His 'desperate attempt'
In addition to setting up myspace.com/bonniefuller, the American Media-wannabe has set up a site at oneparkavenuereality.com about his "desperate attempt" to get on the show. He also sent 100 flowers to Star Price Productions, the company producing "One Park Avenue," along with a tale of a date gone bad in an attempt to showcase what sort of storylines he could bring to the reality show.
His pitch to American Media on why he should be included on the show? "I am a Hasidic Jew with a ton of chutzpa. ... Big P.R. spin to the whole thing."
"Besides the fact that I think I'd be a good character for the show, I want to work," Mr. Tennenhaus said in a phone interview today from Hallandale, Fla.
A former director of business development at jewelry seller Ice.com, he now blogs for Revenews.com, a site devoted to internet business intelligence. (Last summer he appeared on a panel for the Atlanta Interactive Marketing Association titled "Affiliate Marketing: Finding the Perfect Match." You can see pictures here.) Besides his, er, um, unique personality, Mr. Tennenhaus says his web-marketing expertise is another reason American Media should consider him.
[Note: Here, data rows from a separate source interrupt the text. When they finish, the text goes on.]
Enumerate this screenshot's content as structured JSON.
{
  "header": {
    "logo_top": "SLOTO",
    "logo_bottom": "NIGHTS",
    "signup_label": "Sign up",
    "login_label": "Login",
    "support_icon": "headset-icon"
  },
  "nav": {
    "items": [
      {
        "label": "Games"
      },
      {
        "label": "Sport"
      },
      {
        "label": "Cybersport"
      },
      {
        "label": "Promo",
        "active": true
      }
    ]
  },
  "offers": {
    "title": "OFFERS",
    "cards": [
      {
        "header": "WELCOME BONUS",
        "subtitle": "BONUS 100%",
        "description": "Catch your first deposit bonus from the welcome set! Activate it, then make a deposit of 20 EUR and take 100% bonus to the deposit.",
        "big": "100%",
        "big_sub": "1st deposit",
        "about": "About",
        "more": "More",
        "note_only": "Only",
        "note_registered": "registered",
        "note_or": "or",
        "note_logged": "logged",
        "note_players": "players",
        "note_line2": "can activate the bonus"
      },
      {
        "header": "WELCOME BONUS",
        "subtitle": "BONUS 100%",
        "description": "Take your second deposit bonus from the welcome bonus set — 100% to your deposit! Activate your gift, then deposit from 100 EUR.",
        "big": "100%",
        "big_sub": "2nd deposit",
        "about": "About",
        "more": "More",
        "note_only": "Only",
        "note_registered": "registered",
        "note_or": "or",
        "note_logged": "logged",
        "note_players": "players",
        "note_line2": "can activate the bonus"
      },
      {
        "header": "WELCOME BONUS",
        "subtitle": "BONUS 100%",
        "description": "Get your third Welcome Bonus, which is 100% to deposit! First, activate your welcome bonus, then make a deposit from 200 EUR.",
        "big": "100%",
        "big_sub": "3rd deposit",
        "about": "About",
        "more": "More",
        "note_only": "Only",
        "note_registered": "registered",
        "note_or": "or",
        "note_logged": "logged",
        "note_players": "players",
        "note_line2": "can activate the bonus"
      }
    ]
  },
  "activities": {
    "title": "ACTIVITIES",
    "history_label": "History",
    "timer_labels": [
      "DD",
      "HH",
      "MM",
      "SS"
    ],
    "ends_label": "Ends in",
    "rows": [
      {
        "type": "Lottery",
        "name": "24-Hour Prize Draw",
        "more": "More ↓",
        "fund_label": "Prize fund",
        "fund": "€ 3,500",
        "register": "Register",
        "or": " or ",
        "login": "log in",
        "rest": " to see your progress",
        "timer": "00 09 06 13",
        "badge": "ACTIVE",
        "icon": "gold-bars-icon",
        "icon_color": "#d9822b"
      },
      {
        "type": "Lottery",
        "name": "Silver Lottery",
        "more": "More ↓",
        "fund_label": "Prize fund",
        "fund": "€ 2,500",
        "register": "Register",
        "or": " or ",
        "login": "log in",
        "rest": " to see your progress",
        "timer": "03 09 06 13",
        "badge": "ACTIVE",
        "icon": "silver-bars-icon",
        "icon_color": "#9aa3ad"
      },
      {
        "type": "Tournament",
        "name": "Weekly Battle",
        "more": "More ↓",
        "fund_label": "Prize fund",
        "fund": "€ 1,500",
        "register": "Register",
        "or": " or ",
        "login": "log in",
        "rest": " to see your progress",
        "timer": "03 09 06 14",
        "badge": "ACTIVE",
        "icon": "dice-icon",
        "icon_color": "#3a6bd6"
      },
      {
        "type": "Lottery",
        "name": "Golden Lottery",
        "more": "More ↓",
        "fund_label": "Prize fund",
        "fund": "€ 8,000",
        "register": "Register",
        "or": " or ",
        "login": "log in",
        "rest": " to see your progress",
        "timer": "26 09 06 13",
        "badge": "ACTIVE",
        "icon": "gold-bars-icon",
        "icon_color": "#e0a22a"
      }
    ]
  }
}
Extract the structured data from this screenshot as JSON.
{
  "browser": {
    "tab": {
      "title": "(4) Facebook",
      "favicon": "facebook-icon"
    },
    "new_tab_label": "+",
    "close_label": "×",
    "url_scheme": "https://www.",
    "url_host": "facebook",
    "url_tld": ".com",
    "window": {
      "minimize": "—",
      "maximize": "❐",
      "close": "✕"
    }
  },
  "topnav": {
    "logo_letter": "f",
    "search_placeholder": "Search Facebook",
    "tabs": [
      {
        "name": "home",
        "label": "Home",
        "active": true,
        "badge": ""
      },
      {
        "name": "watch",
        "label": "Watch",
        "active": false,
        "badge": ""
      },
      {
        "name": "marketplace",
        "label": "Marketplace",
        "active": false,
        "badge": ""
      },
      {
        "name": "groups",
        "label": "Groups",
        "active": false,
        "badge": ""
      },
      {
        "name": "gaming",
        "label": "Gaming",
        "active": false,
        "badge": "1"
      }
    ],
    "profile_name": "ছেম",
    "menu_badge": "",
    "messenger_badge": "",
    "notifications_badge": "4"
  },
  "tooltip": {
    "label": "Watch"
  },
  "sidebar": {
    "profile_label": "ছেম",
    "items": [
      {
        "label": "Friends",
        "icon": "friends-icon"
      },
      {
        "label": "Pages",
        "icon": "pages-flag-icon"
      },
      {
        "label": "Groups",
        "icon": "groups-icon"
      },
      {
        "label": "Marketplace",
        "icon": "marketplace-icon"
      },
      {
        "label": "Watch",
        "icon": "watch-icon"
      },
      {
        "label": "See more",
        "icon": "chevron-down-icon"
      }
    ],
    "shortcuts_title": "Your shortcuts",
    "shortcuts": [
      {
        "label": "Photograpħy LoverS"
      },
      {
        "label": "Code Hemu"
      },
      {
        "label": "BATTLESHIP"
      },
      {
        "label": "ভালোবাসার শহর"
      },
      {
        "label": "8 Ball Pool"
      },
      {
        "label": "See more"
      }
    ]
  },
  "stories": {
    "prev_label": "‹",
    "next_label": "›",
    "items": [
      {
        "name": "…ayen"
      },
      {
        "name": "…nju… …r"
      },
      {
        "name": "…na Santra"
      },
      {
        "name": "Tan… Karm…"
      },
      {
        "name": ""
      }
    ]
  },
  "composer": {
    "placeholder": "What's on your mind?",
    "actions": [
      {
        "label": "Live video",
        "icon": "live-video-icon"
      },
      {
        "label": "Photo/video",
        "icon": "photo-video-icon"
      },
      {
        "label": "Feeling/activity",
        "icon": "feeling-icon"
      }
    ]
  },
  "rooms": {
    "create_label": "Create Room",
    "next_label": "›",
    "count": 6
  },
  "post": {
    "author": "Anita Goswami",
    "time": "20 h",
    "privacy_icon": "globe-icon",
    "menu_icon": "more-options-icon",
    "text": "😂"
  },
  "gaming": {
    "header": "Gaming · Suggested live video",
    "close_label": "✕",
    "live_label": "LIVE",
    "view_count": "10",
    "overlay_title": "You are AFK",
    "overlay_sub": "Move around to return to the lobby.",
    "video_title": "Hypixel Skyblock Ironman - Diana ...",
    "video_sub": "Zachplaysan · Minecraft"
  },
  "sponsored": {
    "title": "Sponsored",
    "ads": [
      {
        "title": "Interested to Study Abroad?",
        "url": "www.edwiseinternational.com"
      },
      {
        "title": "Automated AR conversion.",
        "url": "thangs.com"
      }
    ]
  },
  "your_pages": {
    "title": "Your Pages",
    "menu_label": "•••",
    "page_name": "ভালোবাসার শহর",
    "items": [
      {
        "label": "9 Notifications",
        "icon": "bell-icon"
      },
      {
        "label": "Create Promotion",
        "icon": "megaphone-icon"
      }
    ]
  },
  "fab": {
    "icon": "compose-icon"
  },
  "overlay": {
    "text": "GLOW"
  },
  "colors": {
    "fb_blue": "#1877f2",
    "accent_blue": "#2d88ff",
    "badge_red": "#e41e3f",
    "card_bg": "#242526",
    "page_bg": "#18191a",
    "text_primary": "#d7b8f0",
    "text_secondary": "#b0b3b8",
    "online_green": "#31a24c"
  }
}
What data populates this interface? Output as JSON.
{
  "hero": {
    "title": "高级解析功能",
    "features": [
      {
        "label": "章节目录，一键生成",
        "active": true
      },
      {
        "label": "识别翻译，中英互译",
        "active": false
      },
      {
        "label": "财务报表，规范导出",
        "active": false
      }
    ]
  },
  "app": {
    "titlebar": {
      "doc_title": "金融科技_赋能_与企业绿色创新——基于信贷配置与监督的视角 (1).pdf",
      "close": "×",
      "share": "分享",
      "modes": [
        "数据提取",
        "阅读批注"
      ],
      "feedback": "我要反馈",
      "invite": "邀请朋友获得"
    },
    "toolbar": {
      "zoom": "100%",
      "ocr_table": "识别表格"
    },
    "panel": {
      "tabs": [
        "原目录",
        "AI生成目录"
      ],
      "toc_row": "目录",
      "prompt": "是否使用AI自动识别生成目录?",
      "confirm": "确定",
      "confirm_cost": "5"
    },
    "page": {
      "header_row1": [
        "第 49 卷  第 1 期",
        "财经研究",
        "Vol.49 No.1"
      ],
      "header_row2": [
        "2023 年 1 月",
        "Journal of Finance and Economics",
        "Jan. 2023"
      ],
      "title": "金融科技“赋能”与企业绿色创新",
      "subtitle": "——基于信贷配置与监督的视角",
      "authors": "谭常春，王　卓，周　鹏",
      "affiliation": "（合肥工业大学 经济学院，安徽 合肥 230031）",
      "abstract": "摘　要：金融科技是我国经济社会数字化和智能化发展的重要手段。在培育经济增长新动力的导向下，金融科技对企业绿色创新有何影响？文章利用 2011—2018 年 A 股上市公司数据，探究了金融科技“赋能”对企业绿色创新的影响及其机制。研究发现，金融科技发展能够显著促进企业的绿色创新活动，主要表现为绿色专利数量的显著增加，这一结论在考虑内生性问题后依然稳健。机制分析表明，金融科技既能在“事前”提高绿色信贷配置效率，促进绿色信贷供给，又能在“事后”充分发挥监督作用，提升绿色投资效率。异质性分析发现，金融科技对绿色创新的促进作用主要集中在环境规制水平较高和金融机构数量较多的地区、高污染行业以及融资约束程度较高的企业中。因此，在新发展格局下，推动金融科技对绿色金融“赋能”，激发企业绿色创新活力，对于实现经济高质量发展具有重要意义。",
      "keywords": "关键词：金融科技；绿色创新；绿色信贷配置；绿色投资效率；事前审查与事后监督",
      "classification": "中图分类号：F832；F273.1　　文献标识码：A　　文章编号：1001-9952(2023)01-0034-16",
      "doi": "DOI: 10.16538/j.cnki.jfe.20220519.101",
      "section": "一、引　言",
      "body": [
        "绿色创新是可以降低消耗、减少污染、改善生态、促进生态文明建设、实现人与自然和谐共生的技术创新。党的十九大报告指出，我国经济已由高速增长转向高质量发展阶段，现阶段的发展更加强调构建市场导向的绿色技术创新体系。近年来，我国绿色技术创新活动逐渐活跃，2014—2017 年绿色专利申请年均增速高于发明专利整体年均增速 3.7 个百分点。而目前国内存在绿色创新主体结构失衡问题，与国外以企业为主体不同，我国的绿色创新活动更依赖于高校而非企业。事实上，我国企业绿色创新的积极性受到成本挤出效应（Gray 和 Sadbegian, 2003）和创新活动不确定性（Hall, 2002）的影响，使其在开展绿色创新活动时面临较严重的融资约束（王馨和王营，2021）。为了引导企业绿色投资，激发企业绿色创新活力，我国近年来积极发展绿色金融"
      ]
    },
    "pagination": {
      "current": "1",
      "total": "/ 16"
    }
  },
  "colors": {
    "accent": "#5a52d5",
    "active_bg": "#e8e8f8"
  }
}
"I figured that there has to be something else I could bring to the table," he said. "It dawned upon me that AMI is a very traditional company; the websites look so bad. For AMI and for this new show what I could do is take care of the viral marketing part -- the MySpace, the YouTube part of it."
Safeguarding David Pecker
To hammer home the point about his web skills, he says he's bought the domain name DavidJPecker.com "for" David J. Pecker, American Media's chairman-CEO. As he explains on the first entry of the OneParkAvenue blog: "This way, nobody can abuse his name or the name of his corporation."
Somehow, though, American Media has been unresponsive to his offers of help. The company was also unresponsive to our requests for comment about Mr. Tennenhaus. Go figure.
Asked whether he thinks all of these efforts might be, well, a bit over the top, Mr. Tennenhaus said he doesn't think so. "If this job was, let's say, at Goldman Sachs or some blue chip finance firm, then I would definitely be over the top," he said. "But we're talking a paparazzi magazine. It has a lot to do with the industry and the reality TV genre, where they're specifically looking for outlandish characters."
"Obviously if they would tell me 'Please stop contacting us,' I would drop it in a heartbeat," he said.